The LG Stylus 2 offers up a big screen, stylus and medium-low tier specs as it looks to undercut Samsung's Galaxy Note series by hitting those who don't have deep pockets.
It replaces the LG G4 Stylus from 2015 - a phone which only got a limited release - and there's a good chance the Stylus 2 will also witness a relatively limited rollout. The hope is LG pushes it out to a few more territories this time around though.
There's currently no word on release date or price, but you can expect the Stylus 2 to be comfortably cheaper than the Samsung Galaxy Note 5.
Slightly annoyingly the LG Stylus 2 handsets on the LG booth at MWC 2016 had covers on, so I couldn't get a good look at the design - but even with the case it was still pleasingly slender thanks to its 7.4mm plastic frame.
It's still a commanding presence in the hand though, with the 5.7-inch display pushing the dimensions to 155 x 79.6mm while the Stylus 2 tips the scales at 145g - which isn't all that heavy.
The flagship LG G5 may have ditched the rear buttons which featured on the LG G2, G3 and G4 - but they're still going strong on the Stylus 2 with the power/lock key and volume buttons forming a column below the rear camera sensor.
They do fall nicely under finger when held in the hand, but they're a little on the flat side making it tricky to know which key you're hitting without looking.
The main attraction is found in the top right corner of the handset, where the stylus slides into the body of the phone. Pull it out and, well, it's a stylus. There's no fancy tech inside like Samsung's S Pen - it's all pretty standard.
It's also rather thin and I can see it getting bent or snapped easily, so you'll want to treat it will a little bit of care and attention. Thankfully you shouldn't lose it, as the Stylus 2 will alert you - known as Pen Keeper - if you start moving off with the phone when its stylus port is empty.
LG claims its stylus is now more accurate due to the fact it's ditched the rubber nib from previous iterations, replacing it with a nano-coated tip. I can't say there's was any obvious improvement, but it may become clearer with extended use.
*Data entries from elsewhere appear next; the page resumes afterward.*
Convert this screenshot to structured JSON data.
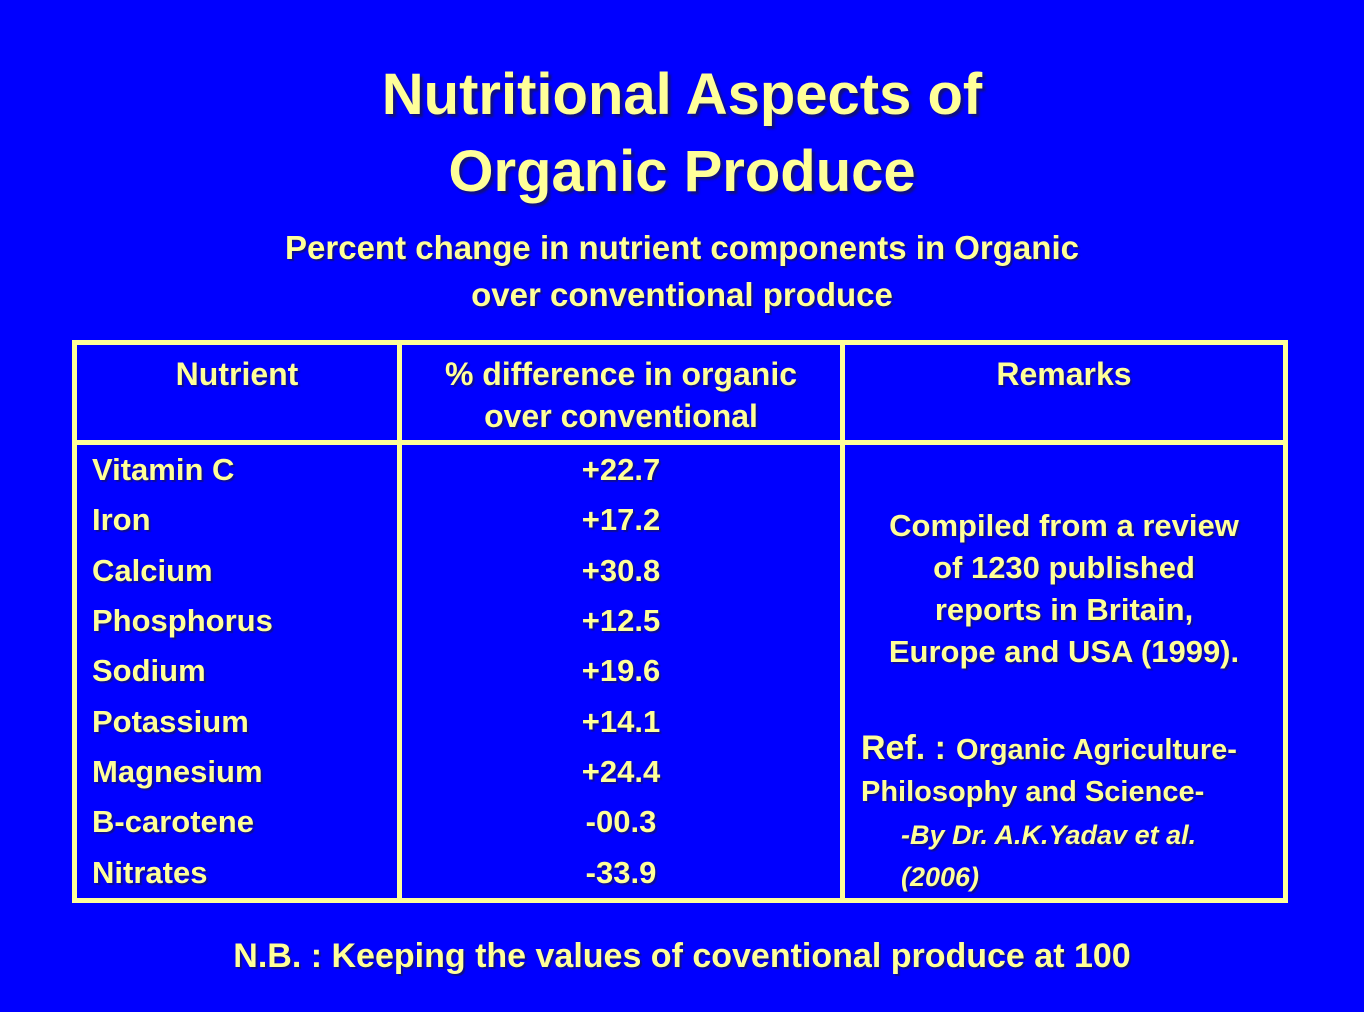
{
  "slide": {
    "background_color": "#0000FF",
    "text_color": "#FFFF99",
    "title_lines": [
      "Nutritional Aspects of",
      "Organic Produce"
    ],
    "subtitle_lines": [
      "Percent change in nutrient components in Organic",
      "over conventional produce"
    ],
    "footnote": "N.B. : Keeping the values of coventional produce at 100"
  },
  "table": {
    "border_color": "#FFFF99",
    "headers": {
      "nutrient": "Nutrient",
      "difference_lines": [
        "% difference in organic",
        "over conventional"
      ],
      "remarks": "Remarks"
    },
    "rows": [
      {
        "nutrient": "Vitamin C",
        "value": "+22.7"
      },
      {
        "nutrient": "Iron",
        "value": "+17.2"
      },
      {
        "nutrient": "Calcium",
        "value": "+30.8"
      },
      {
        "nutrient": "Phosphorus",
        "value": "+12.5"
      },
      {
        "nutrient": "Sodium",
        "value": "+19.6"
      },
      {
        "nutrient": "Potassium",
        "value": "+14.1"
      },
      {
        "nutrient": "Magnesium",
        "value": "+24.4"
      },
      {
        "nutrient": "B-carotene",
        "value": "-00.3"
      },
      {
        "nutrient": "Nitrates",
        "value": "-33.9"
      }
    ],
    "remarks": {
      "compiled_lines": [
        "Compiled from a review",
        "of 1230 published",
        "reports in Britain,",
        "Europe and USA (1999)."
      ],
      "ref_label": "Ref. :",
      "ref_title_lines": [
        "Organic Agriculture-",
        "Philosophy and Science-"
      ],
      "ref_byline": "-By Dr. A.K.Yadav et al.(2006)"
    }
  },
  "chart_data": {
    "type": "table",
    "title": "Percent change in nutrient components in Organic over conventional produce",
    "columns": [
      "Nutrient",
      "% difference in organic over conventional",
      "Remarks"
    ],
    "categories": [
      "Vitamin C",
      "Iron",
      "Calcium",
      "Phosphorus",
      "Sodium",
      "Potassium",
      "Magnesium",
      "B-carotene",
      "Nitrates"
    ],
    "values": [
      22.7,
      17.2,
      30.8,
      12.5,
      19.6,
      14.1,
      24.4,
      -0.3,
      -33.9
    ],
    "remarks_note": "Compiled from a review of 1230 published reports in Britain, Europe and USA (1999).",
    "reference": "Ref. : Organic Agriculture-Philosophy and Science- -By Dr. A.K.Yadav et al.(2006)",
    "baseline_note": "N.B. : Keeping the values of coventional produce at 100"
  }
}
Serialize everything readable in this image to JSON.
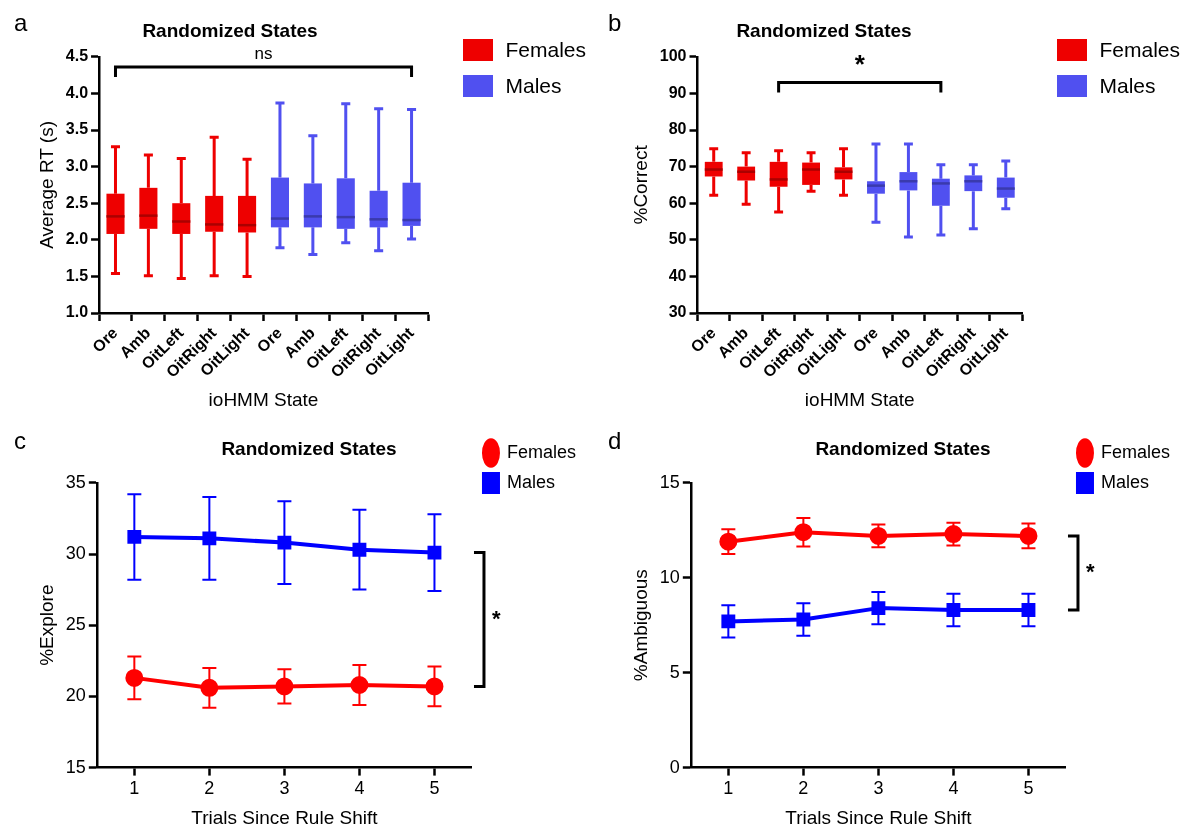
{
  "chart_data": [
    {
      "type": "box",
      "title": "Randomized States",
      "xlabel": "ioHMM State",
      "ylabel": "Average RT (s)",
      "annotations": [
        "a",
        "ns"
      ],
      "categories": [
        "Ore",
        "Amb",
        "OitLeft",
        "OitRight",
        "OitLight",
        "Ore",
        "Amb",
        "OitLeft",
        "OitRight",
        "OitLight"
      ],
      "ylim": [
        1.0,
        4.5
      ],
      "yticks": [
        {
          "value": 1,
          "label": "1.0"
        },
        1.5,
        {
          "value": 2,
          "label": "2.0"
        },
        2.5,
        {
          "value": 3,
          "label": "3.0"
        },
        3.5,
        {
          "value": 4,
          "label": "4.0"
        },
        4.5
      ],
      "legend": "top right",
      "series": [
        {
          "name": "Females",
          "color": "#ee0000",
          "boxes": [
            {
              "low": 1.54,
              "q1": 2.08,
              "median": 2.32,
              "q3": 2.63,
              "high": 3.27
            },
            {
              "low": 1.51,
              "q1": 2.15,
              "median": 2.33,
              "q3": 2.71,
              "high": 3.16
            },
            {
              "low": 1.47,
              "q1": 2.08,
              "median": 2.25,
              "q3": 2.5,
              "high": 3.11
            },
            {
              "low": 1.51,
              "q1": 2.11,
              "median": 2.21,
              "q3": 2.6,
              "high": 3.4
            },
            {
              "low": 1.5,
              "q1": 2.1,
              "median": 2.2,
              "q3": 2.6,
              "high": 3.1
            },
            null,
            null,
            null,
            null,
            null
          ]
        },
        {
          "name": "Males",
          "color": "#5050f0",
          "boxes": [
            null,
            null,
            null,
            null,
            null,
            {
              "low": 1.89,
              "q1": 2.17,
              "median": 2.29,
              "q3": 2.85,
              "high": 3.87
            },
            {
              "low": 1.8,
              "q1": 2.17,
              "median": 2.32,
              "q3": 2.77,
              "high": 3.42
            },
            {
              "low": 1.96,
              "q1": 2.15,
              "median": 2.31,
              "q3": 2.84,
              "high": 3.86
            },
            {
              "low": 1.85,
              "q1": 2.17,
              "median": 2.28,
              "q3": 2.67,
              "high": 3.79
            },
            {
              "low": 2.01,
              "q1": 2.19,
              "median": 2.27,
              "q3": 2.78,
              "high": 3.78
            }
          ]
        }
      ]
    },
    {
      "type": "box",
      "title": "Randomized States",
      "xlabel": "ioHMM State",
      "ylabel": "%Correct",
      "annotations": [
        "b",
        "*"
      ],
      "categories": [
        "Ore",
        "Amb",
        "OitLeft",
        "OitRight",
        "OitLight",
        "Ore",
        "Amb",
        "OitLeft",
        "OitRight",
        "OitLight"
      ],
      "ylim": [
        30,
        100
      ],
      "yticks": [
        30,
        40,
        50,
        60,
        70,
        80,
        90,
        100
      ],
      "legend": "top right",
      "series": [
        {
          "name": "Females",
          "color": "#ee0000",
          "boxes": [
            {
              "low": 62.2,
              "q1": 67.3,
              "median": 69.2,
              "q3": 71.3,
              "high": 74.9
            },
            {
              "low": 59.7,
              "q1": 66.2,
              "median": 68.6,
              "q3": 70.0,
              "high": 73.8
            },
            {
              "low": 57.6,
              "q1": 64.5,
              "median": 66.5,
              "q3": 71.3,
              "high": 74.3
            },
            {
              "low": 63.3,
              "q1": 65.0,
              "median": 69.2,
              "q3": 71.1,
              "high": 73.8
            },
            {
              "low": 62.2,
              "q1": 66.5,
              "median": 68.6,
              "q3": 69.8,
              "high": 74.9
            },
            null,
            null,
            null,
            null,
            null
          ]
        },
        {
          "name": "Males",
          "color": "#5050f0",
          "boxes": [
            null,
            null,
            null,
            null,
            null,
            {
              "low": 54.8,
              "q1": 62.6,
              "median": 64.8,
              "q3": 66.0,
              "high": 76.2
            },
            {
              "low": 50.8,
              "q1": 63.5,
              "median": 66.0,
              "q3": 68.5,
              "high": 76.2
            },
            {
              "low": 51.3,
              "q1": 59.3,
              "median": 65.4,
              "q3": 66.7,
              "high": 70.5
            },
            {
              "low": 53.0,
              "q1": 63.3,
              "median": 66.0,
              "q3": 67.6,
              "high": 70.5
            },
            {
              "low": 58.5,
              "q1": 61.5,
              "median": 64.0,
              "q3": 67.0,
              "high": 71.5
            }
          ]
        }
      ]
    },
    {
      "type": "line",
      "title": "Randomized States",
      "xlabel": "Trials Since Rule Shift",
      "ylabel": "%Explore",
      "annotations": [
        "c",
        "*"
      ],
      "categories": [
        "1",
        "2",
        "3",
        "4",
        "5"
      ],
      "ylim": [
        15,
        35
      ],
      "yticks": [
        15,
        20,
        25,
        30,
        35
      ],
      "legend": "top right",
      "series": [
        {
          "name": "Females",
          "color": "#ff0000",
          "marker": "circle",
          "values": [
            21.3,
            20.6,
            20.7,
            20.8,
            20.7
          ],
          "errors": [
            1.5,
            1.4,
            1.2,
            1.4,
            1.4
          ]
        },
        {
          "name": "Males",
          "color": "#0000ff",
          "marker": "square",
          "values": [
            31.2,
            31.1,
            30.8,
            30.3,
            30.1
          ],
          "errors": [
            3.0,
            2.9,
            2.9,
            2.8,
            2.7
          ]
        }
      ]
    },
    {
      "type": "line",
      "title": "Randomized States",
      "xlabel": "Trials Since Rule Shift",
      "ylabel": "%Ambiguous",
      "annotations": [
        "d",
        "*"
      ],
      "categories": [
        "1",
        "2",
        "3",
        "4",
        "5"
      ],
      "ylim": [
        0,
        15
      ],
      "yticks": [
        0,
        5,
        10,
        15
      ],
      "legend": "top right",
      "series": [
        {
          "name": "Females",
          "color": "#ff0000",
          "marker": "circle",
          "values": [
            11.9,
            12.4,
            12.2,
            12.3,
            12.2
          ],
          "errors": [
            0.65,
            0.75,
            0.6,
            0.6,
            0.65
          ]
        },
        {
          "name": "Males",
          "color": "#0000ff",
          "marker": "square",
          "values": [
            7.7,
            7.8,
            8.4,
            8.3,
            8.3
          ],
          "errors": [
            0.85,
            0.85,
            0.85,
            0.85,
            0.85
          ]
        }
      ]
    }
  ]
}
When you do slide the stylus out of the handset, the phone vibrates and launches Pop Menu and Pop Scanner, allowing you to sketch and note take right away.
The stylus was smooth and provide a pleasing level of accuracy, but you do have to prod the screen with some force as lighter taps didn't seem to register.
Like with many stylus-toting smartphones its inclusion seems a little pointless. It doesn't add a great deal to the overall experience.
The 5.7-inch display is bright and clear, although the 720p HD means it's not the sharpest screen around.
As with all the phones LG has launched at MWC 2016, the Stylus 2 comes with Android Marshmallow dressed in the South Korean firm's own interface overlay. The main change LG has made is removing the app tray. In terms of looks it's clean and fresh, with LG sticking closer to Google's vision this time around.
A quad-core processor and 1.5GB of RAM are responsible for powering the LG Stylus 2, and while Android ran smoothly during my hands on time I fear things may begin to slow down when you starting firing up intensive games and large applications.
There may only be 16GB of internal storage, but LG has at least provided microSD slot so you can expand on that, while the 3,000mAh battery is removable.
The LG Stylus 2 does sport a couple of decent cameras, with a 13MP sensor on the rear and an 8MP snapper on the front. From a quick test on the LG booth I was able to take a few decent quality snaps.
The LG Stylus 2 isn't a phone that's going to appeal to many people. Its so-so specs and questionable stylus don't do enough to grasp the imagination, and unless you must have a pen for your smartphone and you're on a restricted budget there are better options out there.